In 2010, Meneghello made his only race in the Superstars International Series with a Jaguar XF at the Hockenheimring. He was in eighth position during the first race, but an engine problem stopped his race before the end. He was limited to only one race.

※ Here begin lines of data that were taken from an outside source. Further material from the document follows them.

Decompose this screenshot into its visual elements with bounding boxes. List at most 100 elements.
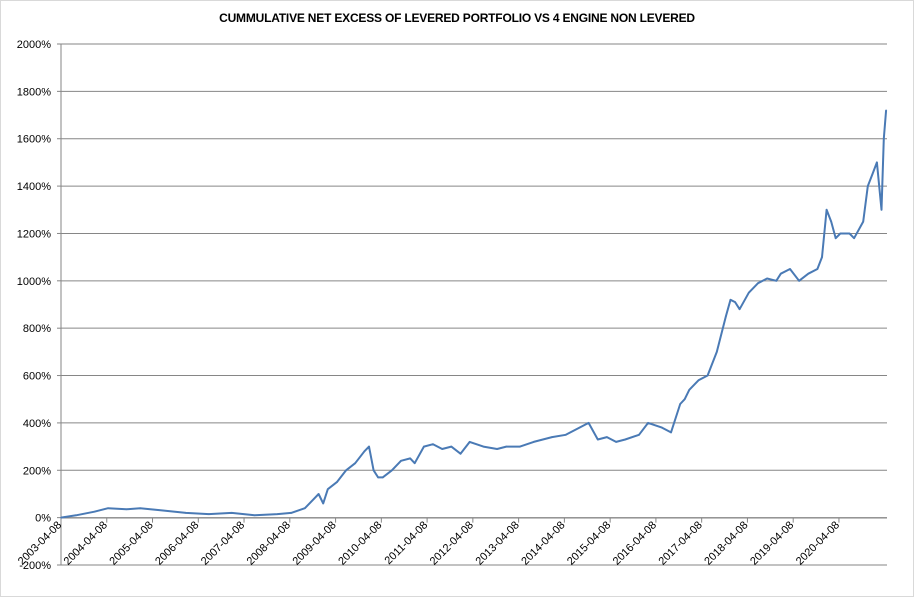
data-point [450,445,453,448]
data-point [780,272,782,275]
data-point [587,422,590,424]
y-tick-label: 1600% [17,134,51,146]
x-tick-label: 2019-04-08 [748,519,796,567]
data-point [60,516,62,519]
data-point [391,469,393,472]
x-tick-labels: 2003-04-082004-04-082005-04-082006-04-08… [16,517,842,568]
data-point [409,457,412,460]
data-point [354,462,357,465]
data-point [290,512,293,514]
y-tick-label: 400% [23,418,51,430]
data-point [775,280,778,282]
data-point [738,308,741,311]
y-tick-label: 1200% [17,228,51,240]
gridlines [57,43,887,566]
data-point [363,450,366,453]
data-point [748,291,750,294]
data-point [825,209,828,211]
data-point [322,502,325,505]
y-tick-label: 200% [23,465,51,477]
y-tick-label: 1000% [17,276,51,288]
x-tick-label: 2009-04-08 [290,519,338,567]
data-point [413,462,416,465]
series-line [60,110,888,519]
data-point [381,476,384,479]
data-point [638,434,640,436]
data-point [871,173,874,176]
x-tick-label: 2016-04-08 [611,519,659,567]
x-tick-label: 2014-04-08 [519,519,567,567]
data-point [75,514,77,517]
data-point [551,436,553,438]
data-point [683,398,686,401]
data-point [372,469,375,472]
data-point [578,426,581,429]
data-point [304,507,306,510]
y-tick-label: 800% [23,323,51,335]
data-point [624,438,626,441]
y-tick-label: 2000% [17,39,51,51]
data-point [757,282,759,285]
data-point [706,374,709,377]
x-tick-label: 2007-04-08 [199,519,247,567]
data-point [880,209,883,211]
data-point [647,422,649,424]
data-point [345,469,347,472]
data-point [125,508,128,511]
x-tick-label: 2010-04-08 [336,519,384,567]
data-point [661,426,663,429]
data-point [798,280,800,282]
data-point [697,379,700,382]
data-point [830,220,832,223]
x-tick-label: 2008-04-08 [245,519,293,567]
y-tick-labels: -200% 0% 200% 400% 600% 800% 1000% 1200% 1400% 16… [17,39,51,572]
x-tick-label: 2013-04-08 [474,519,522,567]
data-point [519,445,521,448]
data-point [468,441,471,443]
data-point [185,512,187,514]
data-point [807,272,810,275]
x-tick-label: 2018-04-08 [702,519,750,567]
y-tick-label: 1400% [17,181,51,193]
data-point [734,301,736,303]
x-tick-label: 2004-04-08 [62,519,110,567]
data-point [432,443,434,446]
data-point [766,277,768,280]
data-point [532,441,535,443]
data-point [821,256,823,258]
data-point [862,220,864,223]
data-point [839,232,842,235]
data-point [162,509,164,512]
series-group [60,109,888,519]
y-tick-label: 600% [23,371,51,383]
data-point [317,493,320,495]
data-point [139,507,141,510]
data-point [816,268,819,270]
data-point [853,237,855,239]
data-point [876,161,878,164]
x-tick-label: 2006-04-08 [153,519,201,567]
data-point [883,137,885,140]
data-point [459,452,462,455]
x-tick-label: 2017-04-08 [657,519,705,567]
data-point [606,436,608,438]
data-point [670,431,672,434]
data-point [208,513,210,515]
data-point [441,448,444,450]
data-point [313,497,315,500]
data-point [789,268,791,270]
y-tick-label: 0% [35,513,51,525]
data-point [93,510,96,513]
data-point [253,514,256,517]
data-point [867,185,869,187]
data-point [276,513,279,515]
data-point [400,460,402,462]
data-point [615,441,617,443]
data-point [423,445,425,448]
x-tick-label: 2005-04-08 [107,519,155,567]
data-point [327,488,329,491]
data-point [505,445,508,448]
x-tick-label: 2020-04-08 [794,519,842,567]
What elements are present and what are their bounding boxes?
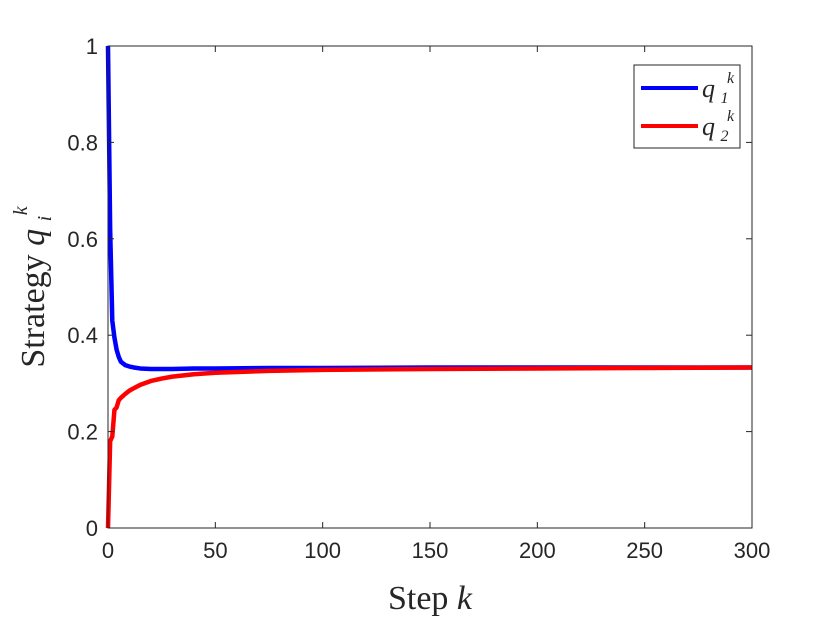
x-tick-label-300: 300 <box>734 538 771 563</box>
series-line-2 <box>105 365 753 529</box>
y-axis-label-group: Strategy q i k <box>10 205 59 367</box>
legend-entry-1-sub: 1 <box>721 90 729 107</box>
y-tick-label-0: 0 <box>86 516 98 541</box>
y-axis-label: Strategy q i k <box>10 205 59 367</box>
x-axis-label-text: Step <box>388 580 448 617</box>
y-tick-label-0.6: 0.6 <box>67 227 98 252</box>
legend-entry-2-name: q <box>702 112 715 141</box>
legend-entry-2: q 2 k <box>702 108 735 147</box>
x-tick-label-200: 200 <box>519 538 556 563</box>
x-tick-label-250: 250 <box>626 538 663 563</box>
legend-entry-2-sup: k <box>727 108 735 125</box>
y-tick-label-0.2: 0.2 <box>67 420 98 445</box>
legend: q 1 k q 2 k <box>633 64 741 149</box>
y-tick-label-0.8: 0.8 <box>67 130 98 155</box>
y-axis-label-var: q <box>15 229 52 246</box>
x-tick-label-100: 100 <box>304 538 341 563</box>
y-axis-label-sub: i <box>34 216 56 222</box>
ticks-layer: 0 50 100 150 200 250 300 0 0.2 0.4 0.6 0.8 1 <box>67 34 770 563</box>
x-tick-label-0: 0 <box>102 538 114 563</box>
y-axis-label-sup: k <box>10 205 32 215</box>
x-tick-label-150: 150 <box>412 538 449 563</box>
y-axis-label-text: Strategy <box>15 254 52 367</box>
y-tick-label-0.4: 0.4 <box>67 323 98 348</box>
legend-entry-1: q 1 k <box>702 70 735 109</box>
legend-box <box>633 64 741 149</box>
legend-entry-1-sup: k <box>727 70 735 87</box>
x-tick-label-50: 50 <box>203 538 227 563</box>
x-axis-label-var: k <box>457 580 473 617</box>
legend-entry-1-name: q <box>702 74 715 103</box>
x-axis-label: Step k <box>388 580 473 617</box>
y-tick-label-1: 1 <box>86 34 98 59</box>
series-layer <box>105 45 753 529</box>
legend-entry-2-sub: 2 <box>721 128 729 145</box>
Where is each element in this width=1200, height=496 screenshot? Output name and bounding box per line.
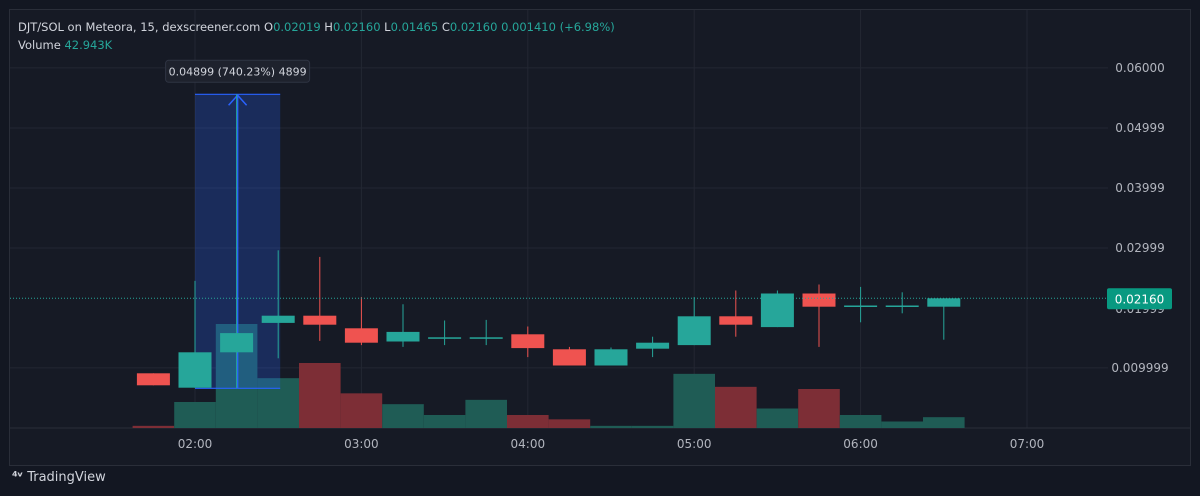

In 2015, Meneghello drove a Tatuus Mugen in the VdeV series with gentleman driver Vito Rinaldi

==Racing record==
===Career summary===

| Season | Series | Team | Races | Wins | Poles | F.Laps | Podiums | Points | Position |
| 2001 | Italian Formula Three Championship - Federal Class | Drumel Motorsport | 5 | 4 | 0 | ? | 5 | 13 | 1st |
| 2002 | Formula Renault 2.0 Italia | Drumel Motorsport | 10 | 0 | 0 | 0 | 0 | 42 | 11th |
| 2003 | Formula Renault 2.0 UK | Motaworld Racing | 13 | 0 | 0 | 0 | 0 | 121 | 14th |
| 2004 | Formula Renault V6 Eurocup | AFC Motorsport | 15 | 0 | 0 | 0 | 0 | 6 | 22nd |
| International Formula 3000 | Durango Corse | 1 | 0 | 0 | 0 | 0 | 0 | NC |
| Euro Formula 3000 Series | Traini Corse | 1 | 0 | 0 | 0 | 0 | 0 | NC |
| Rolex Sports Car Series | Mastercar | 1 | 0 | 0 | 0 | 0 | 16 | 106th |
| 2005 | Formula Renault 3.5 Series | EuroInternational | 12 | 0 | 0 | 0 | 0 | 3 | 27th |
| 2006 | Formula Renault 3.5 Series | GD Racing | 8 | 0 | 0 | 0 | 0 | 0 | NC |
| 2010 | Superstars Series | Ferlito Motors | 1 | 0 | 0 | 0 | 0 | 0 | NC |
| 2015 | V de V Challenge Endurance Proto - Scratch | Scuderia Bi & Bi | 4 | 0 | 0 | 0 | 0 | 3 | 39th |

===Complete International Formula 3000 results===
(key) (Races in bold indicate pole position; races in italics indicate fastest lap.)

| Year | Entrant | 1 | 2 | 3 | 4 | 5 | 6 | 7 | 8 | 9 | 10 | DC | Points |
|---|---|---|---|---|---|---|---|---|---|---|---|---|---|
| 2004 | Durango Corse | IMO | CAT | MON | NUR | MAG | SIL | HOC | HUN | SPA 15 | MNZ | NC | 0 |

=== Complete Formula Renault 3.5 Series results ===
(key) (Races in bold indicate pole position) (Races in italics indicate fastest lap)

Year: Entrant; 1; 2; 3; 4; 5; 6; 7; 8; 9; 10; 11; 12; 13; 14; 15; 16; 17; DC; Points
2005: EuroInternational; ZOL 1 NC; ZOL 2 13†; MON 1 DNS; VAL 1; VAL 2; LMS 1; LMS 2; BIL 1 16; BIL 2 17; OSC 1 Ret; OSC 2 13; DON 1 12; DON 2 16; EST 1 20; EST 2 14; MNZ 1 Ret; MNZ 2 8; 27th; 3
2006: GD Racing; ZOL 1 16; ZOL 2 DNQ; MON 1 18; IST 1 18; IST 2 11; MIS 1 18; MIS 2 20; SPA 1 17; SPA 2 18; NÜR 1; NÜR 2; DON 1; DON 2; LMS 1; LMS 2; CAT 1; CAT 2; 35th; 0

^{†} Driver did not finish the race, but was classified as he completed more than 90% of the race distance.